There are some advertising campaigns that are so offensive, they just leave you shaking your head.
Unfortunately, there's been a lot of campaigns like these as of late. Remember Kendall Jenner's amazing Pepsi ad?
Yeah, way to take police brutality protests and turn them into a vague, non-messaged advertisement for soda.
As tone deaf as the "join the conversation" ad was, however, it's got nothing on this latest H&M website ad that's got people unbelievably ticked off.
Apparently, the popular clothing retailer thought it'd be perfectly fine to feature a black child model in a sweatshirt that reads, "Coolest Monkey In The Jungle" on it.
The ad was spotted on the company's UK page and was taken down after social media users began to point out just how offensive it was.
They also released the briefest of apologies for the blunder, because, really, it's difficult to imagine anyone messing up on so grand a scale; better to go the pithy route.
"This image has now been removed from all H&M channels and we apologise to anyone this may have offended."
People were unanimously condemning the ad on social media, from the Models of Diversity Twitter account...
To New York Times columnists.
It's insane to think that not a single person on the retailer's website sat and thought that there would be at least a ginormous amount of backlash before uploading that picture.
Something that more than a few people mentioned online.
Users also began pointing out that the hoodie was part of a line of other sweatshirts for young boys. There was a white model rocking an orange sweater, calling him a "Survival Expert."
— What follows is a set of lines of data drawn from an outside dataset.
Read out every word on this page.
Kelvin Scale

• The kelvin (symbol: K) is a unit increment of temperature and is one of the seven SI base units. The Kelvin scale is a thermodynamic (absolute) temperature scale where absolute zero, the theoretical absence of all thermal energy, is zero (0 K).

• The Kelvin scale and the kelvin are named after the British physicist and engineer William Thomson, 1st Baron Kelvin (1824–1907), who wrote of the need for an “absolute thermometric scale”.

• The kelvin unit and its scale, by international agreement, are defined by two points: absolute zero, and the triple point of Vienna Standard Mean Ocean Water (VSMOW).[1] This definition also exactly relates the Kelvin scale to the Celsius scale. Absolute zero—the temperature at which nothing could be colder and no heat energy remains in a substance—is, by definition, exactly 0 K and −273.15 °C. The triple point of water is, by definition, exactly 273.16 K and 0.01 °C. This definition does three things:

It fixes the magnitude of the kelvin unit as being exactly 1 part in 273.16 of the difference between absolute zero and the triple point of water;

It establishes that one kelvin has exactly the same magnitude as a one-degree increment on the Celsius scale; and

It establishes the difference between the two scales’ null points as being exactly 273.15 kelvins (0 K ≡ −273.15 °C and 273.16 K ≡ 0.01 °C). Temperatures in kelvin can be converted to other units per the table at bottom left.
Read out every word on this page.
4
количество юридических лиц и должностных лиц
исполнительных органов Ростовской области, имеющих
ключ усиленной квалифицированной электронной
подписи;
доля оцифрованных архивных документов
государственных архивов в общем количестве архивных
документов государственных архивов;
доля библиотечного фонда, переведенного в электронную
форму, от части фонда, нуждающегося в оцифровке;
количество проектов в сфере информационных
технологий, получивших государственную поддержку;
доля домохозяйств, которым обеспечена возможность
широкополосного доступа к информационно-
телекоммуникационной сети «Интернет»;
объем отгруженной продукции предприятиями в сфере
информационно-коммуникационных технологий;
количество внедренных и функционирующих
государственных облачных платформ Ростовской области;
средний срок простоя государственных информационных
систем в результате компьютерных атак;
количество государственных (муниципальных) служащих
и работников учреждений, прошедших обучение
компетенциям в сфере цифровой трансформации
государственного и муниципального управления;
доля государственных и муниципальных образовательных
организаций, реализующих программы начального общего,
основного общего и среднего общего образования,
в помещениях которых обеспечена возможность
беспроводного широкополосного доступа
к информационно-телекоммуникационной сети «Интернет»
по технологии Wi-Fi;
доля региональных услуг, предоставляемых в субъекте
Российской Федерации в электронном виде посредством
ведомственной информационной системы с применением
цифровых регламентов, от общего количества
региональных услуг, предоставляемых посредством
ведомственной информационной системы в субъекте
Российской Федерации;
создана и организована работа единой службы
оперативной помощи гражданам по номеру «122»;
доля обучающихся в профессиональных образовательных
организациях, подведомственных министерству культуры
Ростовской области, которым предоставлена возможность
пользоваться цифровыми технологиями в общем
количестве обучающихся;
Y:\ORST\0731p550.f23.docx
Also, this is probably a total coincidence, but when you put the photos of the two models side-by-side, the white kid looks totally horrified that they made the black model wear that sweater.
Given that African people have had to endure being likened to apes and monkeys by racists for a very long, long time, and it has links to literature and propaganda that dehumanized Africans, it's hard for H&M to argue that they shouldn't have known better.
People are already hopping on the boycott wagon as a result of the massive blunder.
Others thought that the kid and his parents deserved as much blame as the clothing retailer, calling people's outrage over the ad, "fake."
For the most part though, people just weren't having it.
Personally, I think it'd make more sense if they had all the kids model all the different shirts, which is how photo shoots for these things usually go. But by having only the African American kid wear the shirt, it definitely looks worse for H&M as a result.
One of the biggest names in music today, The Weeknd, caught wind of the ad and immediately announced he'll no longer be collaborating with the Swedish clothing line.
A decision that people are applauding.
And with reports of people saying H&M gave a severely lacking apology, it looks like there'll be even more blowback for the ill-conceived ad for the clothing manufacturer.